Monday, April 21, 2008

PUPPY LOVE

PUPPY LOVE: Anyone who watches our poorly produced two-day-delayed televising of the tapes of the Kaua`i County Council has seen the seven gushing blowhards falling over themselves while presenting “certificates” to groups and individuals. The cablecasts come complete with costly captioning while the Council pleads poverty when asked to cablecast budget deliberations and interviews with prospective board and commission nominees.

Usually the fast forward button takes care of these “awards” that can go on for an hour sometimes as every member of the fourth place soccer team gets up and tells us about their parents, siblings and other such information while the Council gloms on to their semi-lustrous achievements before the final “grip and grin” photo for the newspaper.

But for some reason the picture of the wide-load of Mayor Baptiste flanked by two students caused us to hold the itchy trigger finger for one this past week..

It turned out to be fortuitous forgoing of the zip-through because in the first few seconds we found out that the two apparently embarrassed young ladies were there because they had written prize-winning essay’s on the Superferry- one “for” it and the other “neutral” as she insisted even though the Mayor thought she was “against”.
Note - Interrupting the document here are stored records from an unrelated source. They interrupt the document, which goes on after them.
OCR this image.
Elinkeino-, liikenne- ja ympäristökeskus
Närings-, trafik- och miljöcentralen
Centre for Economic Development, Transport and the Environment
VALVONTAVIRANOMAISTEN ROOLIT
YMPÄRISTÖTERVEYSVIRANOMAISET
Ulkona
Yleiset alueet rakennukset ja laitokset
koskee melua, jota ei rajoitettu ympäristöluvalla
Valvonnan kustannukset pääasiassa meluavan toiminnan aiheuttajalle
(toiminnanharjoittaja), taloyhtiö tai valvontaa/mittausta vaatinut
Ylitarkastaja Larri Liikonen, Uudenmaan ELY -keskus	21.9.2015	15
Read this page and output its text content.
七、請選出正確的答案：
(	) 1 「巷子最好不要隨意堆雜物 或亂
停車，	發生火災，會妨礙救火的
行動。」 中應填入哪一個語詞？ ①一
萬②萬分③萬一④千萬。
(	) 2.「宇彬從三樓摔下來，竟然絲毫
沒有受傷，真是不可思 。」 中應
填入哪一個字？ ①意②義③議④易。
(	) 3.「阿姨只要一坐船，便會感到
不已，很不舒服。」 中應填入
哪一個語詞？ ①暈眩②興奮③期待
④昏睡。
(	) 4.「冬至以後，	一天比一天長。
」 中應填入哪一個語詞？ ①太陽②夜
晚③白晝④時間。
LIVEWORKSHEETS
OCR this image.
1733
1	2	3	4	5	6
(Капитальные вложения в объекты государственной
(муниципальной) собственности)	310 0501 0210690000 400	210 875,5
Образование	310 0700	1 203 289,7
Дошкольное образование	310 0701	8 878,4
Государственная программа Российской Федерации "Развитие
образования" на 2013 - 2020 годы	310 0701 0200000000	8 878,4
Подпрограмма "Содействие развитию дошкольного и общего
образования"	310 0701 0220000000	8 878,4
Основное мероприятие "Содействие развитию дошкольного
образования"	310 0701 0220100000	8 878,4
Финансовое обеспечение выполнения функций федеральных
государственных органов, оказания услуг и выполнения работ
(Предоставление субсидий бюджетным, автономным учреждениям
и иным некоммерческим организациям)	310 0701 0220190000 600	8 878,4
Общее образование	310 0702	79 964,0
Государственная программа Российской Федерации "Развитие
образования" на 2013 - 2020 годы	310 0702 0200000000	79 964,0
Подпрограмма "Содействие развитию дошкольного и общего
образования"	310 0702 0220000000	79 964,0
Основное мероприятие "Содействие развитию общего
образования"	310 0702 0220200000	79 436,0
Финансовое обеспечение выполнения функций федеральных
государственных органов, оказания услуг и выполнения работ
Seems they had won the Leader for a Day Contest and were forced to shadow Baptiste for a day, not a hard job given the girth-casting Bryan provides causing Mel Rapozo to actually ask “what did the loser get?”

Two days?

While one of the middle-schoolers had trouble keeping her hand from her mouth, the other was a lot more proficient at public speaking. after the perfunctory “no need EIS-need EIS” statements regarding their essays the Council and Mayor seemed determined to draw this thing out, since this is an election year.

But the council- seeing yet another opportunity to smile primp and blowviate for the cameras couldn’t leave well enough alone.

After eliciting the mandatory genealogy it seemed about over until JoAnn Yukimura decided to ask if as future leaders “either of you have any advice for present day leaders- we love to hear from young people” probably figuring whatever they say could only serve to enhance the Council’s image.

But the one who wanted to be a television journalist actually answered the question as any Kaua`i citizen who pays attention would “like to see”.

“I’m not saying that you don’t care” she told them. “What I feel students or teenagers would like to see (is) not just telling us all these rules that we don’t understand but going ahead and explaining to us what it’s about so we would all understand.”
Needless to say, interview over.

What does this say when a shy yet articulate teenager politely as possible tells the council to stop being so secretive and lay their public policy cards on the table.

It says the issue is so severe that even our children understand innately that there is a problem.

Apparently Uncle Kaipo Potter’s Council Chambers of Secrets knows no bounds when it comes to not “explaining to us what it’s about” by acting in accordance with secret attoryneys’ opinions and the contentions that there is testimony from some huge mythical invisible populace that is too shy to openly state their opinion.

Even our children know it and when given the chance will say so. The bigger question is whether their parents will see it the same way this November.